Unai Sordo, secretario general de CCOO, ha participado hoy en un debate precisamente sobre esta temática, bajo el título «Los sindicatos ante los retos tecnológicos». En la presentación de las jornadas, Sordo ha situado como idea central la frase que encabeza este artículo. «Para perder el miedo a las máquinas, ganemos el debate de las ideas». Se trata de una máxima apropiada, y en la que debemos profundizar: el debate de las ideas no puede limitarse a buscar el mejor modelo de gestión para minimizar los impactos negativos de los retos tecnológicos. Es necesaria mucha más ambición: el debate de las ideas va mucho más allá. Plantea, en el fondo, dos modelos de sociedad: uno en que sea el capital quien se sitúa en el eje de la sociedad, a nivel económico y por tanto a nivel social, cultural y político, y otro en el que sea el trabajo el que ocupe esa posición central. Aquí es donde de verdad se libra ese debate.
Los sindicatos y demás organizaciones del campo obrero deberíamos situarnos claramente dentro de la segunda opción. Eso quiere decir que debemos concebir un modelo de producción alternativo en el que la tecnología no endurezca y haga más salvaje el trabajo, sino que lo dignifique; en el que las innovaciones técnicas no sirvan para fomentar la competitividad, sino para aliviar la carga de trabajo, racionalizar la producción, y liberar al hombre de las tareas más pesadas para que pueda realizarse como tal, como algo más que una simple máquina de huesos y tendones que funciona al mismo ritmo y bajo los mismos criterios que las de acero y tornillos.
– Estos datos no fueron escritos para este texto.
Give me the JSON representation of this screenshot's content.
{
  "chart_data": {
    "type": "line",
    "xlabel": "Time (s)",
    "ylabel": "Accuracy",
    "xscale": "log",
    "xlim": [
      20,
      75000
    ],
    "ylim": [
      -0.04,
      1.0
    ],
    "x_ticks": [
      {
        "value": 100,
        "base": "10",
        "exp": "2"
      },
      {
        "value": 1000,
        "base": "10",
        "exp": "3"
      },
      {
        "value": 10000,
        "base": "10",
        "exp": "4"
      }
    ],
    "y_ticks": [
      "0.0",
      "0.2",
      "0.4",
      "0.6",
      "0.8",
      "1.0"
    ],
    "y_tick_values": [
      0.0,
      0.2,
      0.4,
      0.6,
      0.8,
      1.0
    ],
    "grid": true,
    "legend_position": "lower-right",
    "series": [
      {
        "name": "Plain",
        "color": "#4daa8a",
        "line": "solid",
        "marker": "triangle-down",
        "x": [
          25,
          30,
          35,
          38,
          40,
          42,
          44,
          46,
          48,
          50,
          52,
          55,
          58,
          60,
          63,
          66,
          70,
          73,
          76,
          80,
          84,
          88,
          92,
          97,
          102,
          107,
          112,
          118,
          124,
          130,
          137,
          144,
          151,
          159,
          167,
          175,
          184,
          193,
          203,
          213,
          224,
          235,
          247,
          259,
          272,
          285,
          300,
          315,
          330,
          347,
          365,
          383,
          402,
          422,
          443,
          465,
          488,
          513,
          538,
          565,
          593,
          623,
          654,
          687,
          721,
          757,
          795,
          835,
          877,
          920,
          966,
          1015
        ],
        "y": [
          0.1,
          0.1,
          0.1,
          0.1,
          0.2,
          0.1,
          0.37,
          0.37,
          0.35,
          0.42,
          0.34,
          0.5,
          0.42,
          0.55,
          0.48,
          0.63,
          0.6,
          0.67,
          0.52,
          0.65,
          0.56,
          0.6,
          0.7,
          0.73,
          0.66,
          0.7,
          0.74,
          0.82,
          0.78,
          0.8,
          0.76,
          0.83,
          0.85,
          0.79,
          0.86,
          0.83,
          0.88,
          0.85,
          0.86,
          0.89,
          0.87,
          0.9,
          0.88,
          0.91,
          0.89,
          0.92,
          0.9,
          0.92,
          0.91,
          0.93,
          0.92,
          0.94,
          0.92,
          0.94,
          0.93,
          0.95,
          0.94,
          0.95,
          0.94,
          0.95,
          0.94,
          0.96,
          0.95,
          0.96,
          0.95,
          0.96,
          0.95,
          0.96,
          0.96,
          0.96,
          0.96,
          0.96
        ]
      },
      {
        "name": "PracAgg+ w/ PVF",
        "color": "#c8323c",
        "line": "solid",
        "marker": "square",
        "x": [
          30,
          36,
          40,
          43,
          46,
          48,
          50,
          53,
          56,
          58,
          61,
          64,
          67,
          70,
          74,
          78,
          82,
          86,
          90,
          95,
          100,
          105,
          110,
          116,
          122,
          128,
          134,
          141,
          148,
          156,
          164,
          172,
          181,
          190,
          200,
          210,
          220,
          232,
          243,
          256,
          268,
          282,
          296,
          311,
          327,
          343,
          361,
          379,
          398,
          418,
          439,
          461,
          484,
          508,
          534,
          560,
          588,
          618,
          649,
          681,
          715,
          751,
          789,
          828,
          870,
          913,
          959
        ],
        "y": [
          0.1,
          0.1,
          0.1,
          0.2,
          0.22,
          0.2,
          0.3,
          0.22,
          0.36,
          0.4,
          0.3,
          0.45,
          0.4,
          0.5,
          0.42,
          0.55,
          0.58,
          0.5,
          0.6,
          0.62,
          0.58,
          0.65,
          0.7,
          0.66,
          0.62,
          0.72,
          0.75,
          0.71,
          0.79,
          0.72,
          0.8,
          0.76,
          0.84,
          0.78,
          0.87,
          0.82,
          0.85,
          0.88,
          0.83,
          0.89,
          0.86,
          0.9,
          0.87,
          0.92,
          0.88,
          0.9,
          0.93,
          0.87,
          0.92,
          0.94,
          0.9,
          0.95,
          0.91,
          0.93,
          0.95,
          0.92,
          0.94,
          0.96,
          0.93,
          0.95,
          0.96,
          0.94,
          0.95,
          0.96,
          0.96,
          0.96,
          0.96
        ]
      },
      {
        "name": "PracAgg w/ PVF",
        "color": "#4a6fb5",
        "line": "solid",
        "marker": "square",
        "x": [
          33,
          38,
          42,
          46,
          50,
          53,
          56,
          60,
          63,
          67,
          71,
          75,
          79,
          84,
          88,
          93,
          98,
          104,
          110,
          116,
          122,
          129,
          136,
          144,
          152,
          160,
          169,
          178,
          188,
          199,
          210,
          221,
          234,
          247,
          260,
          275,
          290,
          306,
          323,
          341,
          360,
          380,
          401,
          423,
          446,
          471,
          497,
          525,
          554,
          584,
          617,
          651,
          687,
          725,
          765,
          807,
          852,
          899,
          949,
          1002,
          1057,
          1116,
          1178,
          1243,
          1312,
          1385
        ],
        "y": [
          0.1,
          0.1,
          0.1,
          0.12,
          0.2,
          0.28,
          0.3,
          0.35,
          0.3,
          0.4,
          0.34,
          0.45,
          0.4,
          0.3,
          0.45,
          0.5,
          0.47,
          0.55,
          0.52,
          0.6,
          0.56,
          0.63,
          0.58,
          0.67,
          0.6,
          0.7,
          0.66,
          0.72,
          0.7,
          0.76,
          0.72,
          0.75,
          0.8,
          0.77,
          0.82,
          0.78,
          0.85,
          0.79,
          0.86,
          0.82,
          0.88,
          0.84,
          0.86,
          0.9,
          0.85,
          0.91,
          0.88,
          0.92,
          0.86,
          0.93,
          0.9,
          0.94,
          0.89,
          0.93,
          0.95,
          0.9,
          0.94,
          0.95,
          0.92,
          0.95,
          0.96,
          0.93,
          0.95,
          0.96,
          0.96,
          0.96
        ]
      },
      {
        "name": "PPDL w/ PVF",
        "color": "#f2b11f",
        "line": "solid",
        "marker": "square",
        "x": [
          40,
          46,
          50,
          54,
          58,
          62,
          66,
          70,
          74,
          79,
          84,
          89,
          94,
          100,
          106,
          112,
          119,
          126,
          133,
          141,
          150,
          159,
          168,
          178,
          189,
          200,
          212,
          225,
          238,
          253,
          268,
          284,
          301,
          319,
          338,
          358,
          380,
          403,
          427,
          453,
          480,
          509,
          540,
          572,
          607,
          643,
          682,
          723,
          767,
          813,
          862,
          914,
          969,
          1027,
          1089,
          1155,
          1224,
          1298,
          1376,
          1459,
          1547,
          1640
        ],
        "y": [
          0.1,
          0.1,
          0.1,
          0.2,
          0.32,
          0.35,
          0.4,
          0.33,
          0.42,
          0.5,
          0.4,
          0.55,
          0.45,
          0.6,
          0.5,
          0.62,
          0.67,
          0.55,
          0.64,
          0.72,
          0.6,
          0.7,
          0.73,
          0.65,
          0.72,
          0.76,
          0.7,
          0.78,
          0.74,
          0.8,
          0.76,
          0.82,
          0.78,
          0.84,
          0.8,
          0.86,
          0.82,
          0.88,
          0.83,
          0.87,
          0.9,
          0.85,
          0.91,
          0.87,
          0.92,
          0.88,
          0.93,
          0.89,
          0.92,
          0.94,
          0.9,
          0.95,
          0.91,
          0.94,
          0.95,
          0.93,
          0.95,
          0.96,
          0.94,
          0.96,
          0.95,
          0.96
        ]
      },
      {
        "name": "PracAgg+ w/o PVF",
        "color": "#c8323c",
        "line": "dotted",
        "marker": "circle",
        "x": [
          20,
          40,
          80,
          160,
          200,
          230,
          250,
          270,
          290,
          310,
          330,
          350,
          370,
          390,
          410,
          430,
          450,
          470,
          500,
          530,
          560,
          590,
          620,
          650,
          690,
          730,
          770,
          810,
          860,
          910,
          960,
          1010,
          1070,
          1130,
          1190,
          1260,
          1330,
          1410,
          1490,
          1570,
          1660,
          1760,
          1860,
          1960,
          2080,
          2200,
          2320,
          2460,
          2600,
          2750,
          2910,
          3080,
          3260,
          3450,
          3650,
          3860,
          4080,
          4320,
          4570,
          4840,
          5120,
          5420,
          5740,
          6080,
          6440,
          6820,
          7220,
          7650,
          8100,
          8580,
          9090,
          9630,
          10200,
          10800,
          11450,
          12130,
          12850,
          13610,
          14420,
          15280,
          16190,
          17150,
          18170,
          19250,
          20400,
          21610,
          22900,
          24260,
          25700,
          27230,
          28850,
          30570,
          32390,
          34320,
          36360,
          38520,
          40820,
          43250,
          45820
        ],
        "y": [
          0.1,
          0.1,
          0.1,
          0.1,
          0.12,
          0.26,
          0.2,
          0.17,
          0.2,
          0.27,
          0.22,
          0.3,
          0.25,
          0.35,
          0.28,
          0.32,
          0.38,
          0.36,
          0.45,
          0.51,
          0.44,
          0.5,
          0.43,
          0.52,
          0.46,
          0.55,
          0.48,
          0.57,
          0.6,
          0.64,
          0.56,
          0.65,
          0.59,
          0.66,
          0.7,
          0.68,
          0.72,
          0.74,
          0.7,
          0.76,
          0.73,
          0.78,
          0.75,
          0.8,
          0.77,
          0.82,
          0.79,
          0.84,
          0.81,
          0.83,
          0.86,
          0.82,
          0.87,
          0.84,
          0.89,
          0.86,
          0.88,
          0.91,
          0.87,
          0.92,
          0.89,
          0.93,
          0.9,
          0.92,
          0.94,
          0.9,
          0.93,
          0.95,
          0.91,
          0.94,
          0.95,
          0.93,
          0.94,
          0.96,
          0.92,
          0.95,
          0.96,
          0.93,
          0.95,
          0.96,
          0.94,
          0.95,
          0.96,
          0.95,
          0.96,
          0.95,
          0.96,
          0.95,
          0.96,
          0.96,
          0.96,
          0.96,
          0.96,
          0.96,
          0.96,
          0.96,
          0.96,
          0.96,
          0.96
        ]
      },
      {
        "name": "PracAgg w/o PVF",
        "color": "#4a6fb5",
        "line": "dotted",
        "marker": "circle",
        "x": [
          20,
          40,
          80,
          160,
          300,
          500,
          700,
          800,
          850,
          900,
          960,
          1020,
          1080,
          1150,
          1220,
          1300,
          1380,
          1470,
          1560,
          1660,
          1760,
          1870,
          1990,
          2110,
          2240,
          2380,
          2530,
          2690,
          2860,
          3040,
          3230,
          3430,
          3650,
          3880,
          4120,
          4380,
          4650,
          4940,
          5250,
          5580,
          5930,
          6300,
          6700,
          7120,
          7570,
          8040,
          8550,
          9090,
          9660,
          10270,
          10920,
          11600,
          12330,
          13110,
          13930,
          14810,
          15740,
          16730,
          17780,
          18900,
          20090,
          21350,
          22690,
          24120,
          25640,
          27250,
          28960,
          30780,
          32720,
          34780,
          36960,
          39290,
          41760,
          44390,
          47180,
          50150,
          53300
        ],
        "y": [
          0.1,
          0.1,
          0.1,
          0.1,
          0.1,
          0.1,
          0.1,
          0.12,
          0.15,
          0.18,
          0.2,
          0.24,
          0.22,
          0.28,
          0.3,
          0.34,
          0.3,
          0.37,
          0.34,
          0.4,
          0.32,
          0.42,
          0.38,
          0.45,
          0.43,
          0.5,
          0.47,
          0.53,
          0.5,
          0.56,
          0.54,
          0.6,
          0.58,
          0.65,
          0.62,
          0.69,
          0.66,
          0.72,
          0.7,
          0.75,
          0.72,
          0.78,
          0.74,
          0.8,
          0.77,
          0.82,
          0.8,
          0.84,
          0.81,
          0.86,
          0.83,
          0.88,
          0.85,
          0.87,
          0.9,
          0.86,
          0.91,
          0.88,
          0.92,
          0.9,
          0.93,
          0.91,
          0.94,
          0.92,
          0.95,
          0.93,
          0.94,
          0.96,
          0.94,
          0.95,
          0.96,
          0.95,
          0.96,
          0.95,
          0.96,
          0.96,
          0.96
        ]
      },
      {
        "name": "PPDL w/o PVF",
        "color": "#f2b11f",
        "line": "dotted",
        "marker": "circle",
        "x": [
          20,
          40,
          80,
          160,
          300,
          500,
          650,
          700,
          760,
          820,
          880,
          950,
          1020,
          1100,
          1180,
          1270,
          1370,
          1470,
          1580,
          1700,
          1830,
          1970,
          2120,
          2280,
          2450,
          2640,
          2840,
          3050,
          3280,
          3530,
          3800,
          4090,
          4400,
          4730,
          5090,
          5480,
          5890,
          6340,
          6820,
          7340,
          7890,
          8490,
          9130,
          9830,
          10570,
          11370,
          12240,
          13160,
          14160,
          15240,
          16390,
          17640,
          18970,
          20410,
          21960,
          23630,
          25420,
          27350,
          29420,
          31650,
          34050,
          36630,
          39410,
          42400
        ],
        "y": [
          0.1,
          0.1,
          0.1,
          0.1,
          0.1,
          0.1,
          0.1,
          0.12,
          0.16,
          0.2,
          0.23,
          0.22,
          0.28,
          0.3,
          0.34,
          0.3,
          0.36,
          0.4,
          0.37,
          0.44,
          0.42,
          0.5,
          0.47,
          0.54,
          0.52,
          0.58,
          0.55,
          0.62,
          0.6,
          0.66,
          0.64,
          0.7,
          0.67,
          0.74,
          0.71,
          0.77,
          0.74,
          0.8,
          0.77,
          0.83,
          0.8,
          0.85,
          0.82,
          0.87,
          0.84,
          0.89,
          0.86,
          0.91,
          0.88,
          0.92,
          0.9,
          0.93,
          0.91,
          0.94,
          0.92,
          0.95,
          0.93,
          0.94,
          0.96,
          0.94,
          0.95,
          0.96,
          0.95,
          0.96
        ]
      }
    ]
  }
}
Ganar el debate de las ideas significa ser capaces de imaginar ese modelo distinto, y de convertirlo en una realidad. La primera medida que debería conllevar la cuarta revolución industrial, de carácter inmediato, es la Reducción Colectiva del Tiempo de Trabajo: 35 horas de forma inmediata, con una reducción progresiva hasta las 30, sin pérdida de salario. Esta medida no nos va a llevar a ganar ese debate, pero al menos nos sitúa en el marco del mismo, con un proyecto y unas ideas propias. Todo lo demás, supone no comparecer al debate, y así difícilmente podremos ganarlo. Perdamos el miedo a las máquinas: si los trabajadores dirigiéramos la economía, la tecnología debería suponer más vacaciones.